2.1 Organismes Indésirables

2.1.1 Enterobacter sakazakii

Enterobacter sakazakii est une bactérie à Gram-négatif sans formation de spores, appartenant à la famille des Enterobacteriaceae. Elle a parfois été associée à des cas sporadiques ou à de brèves flambées de septicémie, de méningite, de cérébrite et d'entérocolite nécrosante. Même si E. sakazakii a causé des maladies dans tous les groupes d'âge, la réunion s'est concentrée sur les cas signalés chez les nouveau-nés de moins de 28 jours. Bien qu'incomplètes, les données publiées concernant ces nourrissons indiquent qu'environ la moitié d'entre eux avaient un poids de naissance inférieur à 2000 g, et que les deux tiers étaient des enfants prématurés, nés à moins de 37 semaines de gestation. Il est probable également que les nourrissons immunodéprimés ou médicalement compromis soient plus sensibles aux infections à +. Chez les enfants nés à terme, la structure de la morbidité est moins claire, certains des nourrissons touchés présentant des anomalies congénitales majeures (par exemple, malformations du tube neural et trisomie 21 [syndrome de Down]), tandis que d'autres ne semblent présenter aucune défaillance dans leurs mécanismes de défense, bien qu'atteints d'infection ou de méningite à E. sakazakii (Lai, 2001). Des bactériémies à E. sakazakii ont également été signalées chez les nourrissons plus âgés et les nouveau-nés à leur domicile (CDC, données non publiées). Par ailleurs, des cas ont été rapportés de nourrissons asymptomatiques dont les selles ou les urines contenaient E. sakazakii (Biering et autres, 1989; CDC, 2002; Block et autres, 2002), avec la présence établie de la bactérie dans les selles pendant une période allant jusqu'à 18 semaines (Block et autres, 2002).

Des taux de mortalité pour infections à E. sakazakii de 50 pour cent ou plus ont été signalés, mais ce chiffre est tombé à moins de 20 pour cent ces dernières années. Une morbidité importante sous forme de déficits neurologiques peut être attribuable à cette infection, notamment chez les sujets atteints de méningite cérébrale et de cérébrite. La maladie répond généralement bien à la thérapie antibiotique, mais divers auteurs ont signalé une augmentation de la résistance aux antibiotiques les plus couramment utilisés pour le traitement initial des infections soupçonnées à E. sakazakii. Des cas ont également été signalés concernant la production de b-lactamases et de céphalosporinases par E. sakazakii (Pitout et autres, 1997). Les séquelles neurologiques à long terme sont bien connues (Lai, 2001; Clark et autres, 1990).

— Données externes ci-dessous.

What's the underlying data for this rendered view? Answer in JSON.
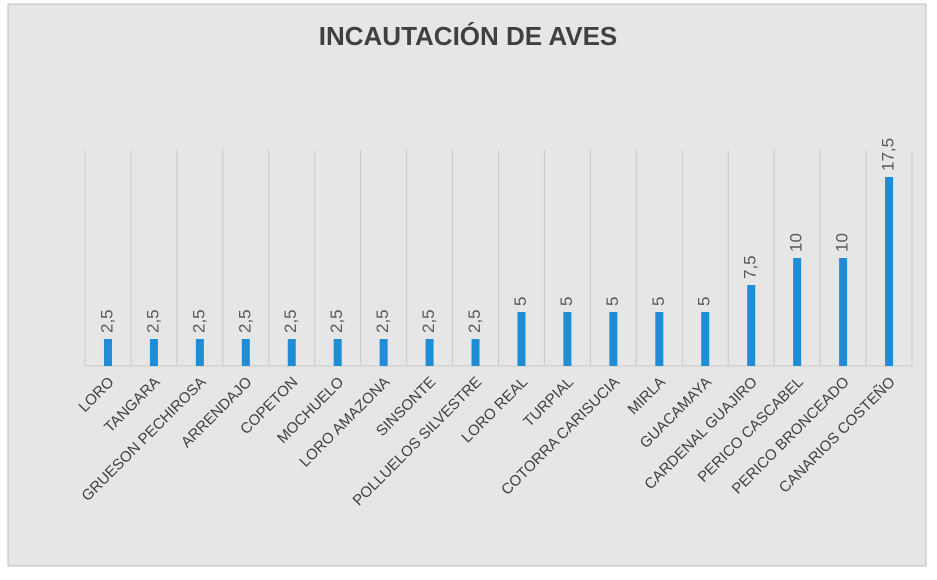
{
  "chart_data": {
    "type": "bar",
    "title": "INCAUTACIÓN DE AVES",
    "categories": [
      "LORO",
      "TANGARA",
      "GRUESON PECHIROSA",
      "ARRENDAJO",
      "COPETON",
      "MOCHUELO",
      "LORO AMAZONA",
      "SINSONTE",
      "POLLUELOS SILVESTRE",
      "LORO REAL",
      "TURPIAL",
      "COTORRA CARISUCIA",
      "MIRLA",
      "GUACAMAYA",
      "CARDENAL GUAJIRO",
      "PERICO CASCABEL",
      "PERICO BRONCEADO",
      "CANARIOS COSTEÑO"
    ],
    "values": [
      2.5,
      2.5,
      2.5,
      2.5,
      2.5,
      2.5,
      2.5,
      2.5,
      2.5,
      5,
      5,
      5,
      5,
      5,
      7.5,
      10,
      10,
      17.5
    ],
    "value_labels": [
      "2,5",
      "2,5",
      "2,5",
      "2,5",
      "2,5",
      "2,5",
      "2,5",
      "2,5",
      "2,5",
      "5",
      "5",
      "5",
      "5",
      "5",
      "7,5",
      "10",
      "10",
      "17,5"
    ],
    "color": "#1f8dd6"
  }
}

Alors que le réservoir de E. sakazakii est dans bien des cas inconnu, des rapports de plus en plus nombreux ont indiqué les préparations en poudre pour nourrissons comme la source et le vecteur de l'infection (Biering et autres, 1989; Simmons et autres, 1989; Van Acker et autres, 2001; CDC, 2002). Dans plusieurs investigations sur les flambées d'infections à E. sakazakii survenues chez des nouveau-nés en unités néonatales de soins intensifs, les chercheurs ont pu montrer une association à la fois statistique et microbiologique entre l'infection et la consommation de préparations en poudre pour nourrissons (Simmons et autres, 1989; Van Acker et autres, 2001; CDC, 2002). Ces investigations comportaient des études de cohortes qui ont mis en cause les préparations consommées par les nouveau-nés infectés. Par ailleurs, il n'y avait aucune preuve d'une transmission de nourrisson à nourrisson ou par l'environnement; tous les cas considérés avaient consommé les préparations mises en cause (Simmons et autres, 1989; Van Acker et autres, 2001; CDC, 2002). Les préparations consommées par les nourrissons contaminés dans chacune de ces flambées d'infection contenaient E. sakazakii; dans deux de ces poussées infectieuses, des préparations provenant de récipients appartenant à un même lot de fabrication et qui n'avaient pas été ouverts auparavant, contenaient également E. sakazakii. Une combinaison de diverses méthodes de typage (analyse plasmidique, antibiogrammes, analyse de fragments de restriction chromosomique, ribotypage, typage par électrophorèse des protéines) a été utilisée pour évaluer les isolats de chaque flambée quant à leur lien avec celle-ci. Bien que les méthodes de typage aient différé, les isolats provenant des cas analysés et ceux obtenus à partir des préparations mises en cause, avaient en commun le même profil de typage dans chacune de ces investigations.

Par ailleurs, l'estomac des nouveau-nés, surtout des bébés prématurés, est moins acide que celui des adultes: ce facteur peut jouer un rôle important dans la persistance de l'infection à E. sakazakii chez les nourrissons. La fréquence de la contamination intrinsèque en E. sakazakii des préparations en poudre pour nourrissons est préoccupante, même si les niveaux de concentration intrinsèque de E. sakazakii sont d'ordinaire très faibles.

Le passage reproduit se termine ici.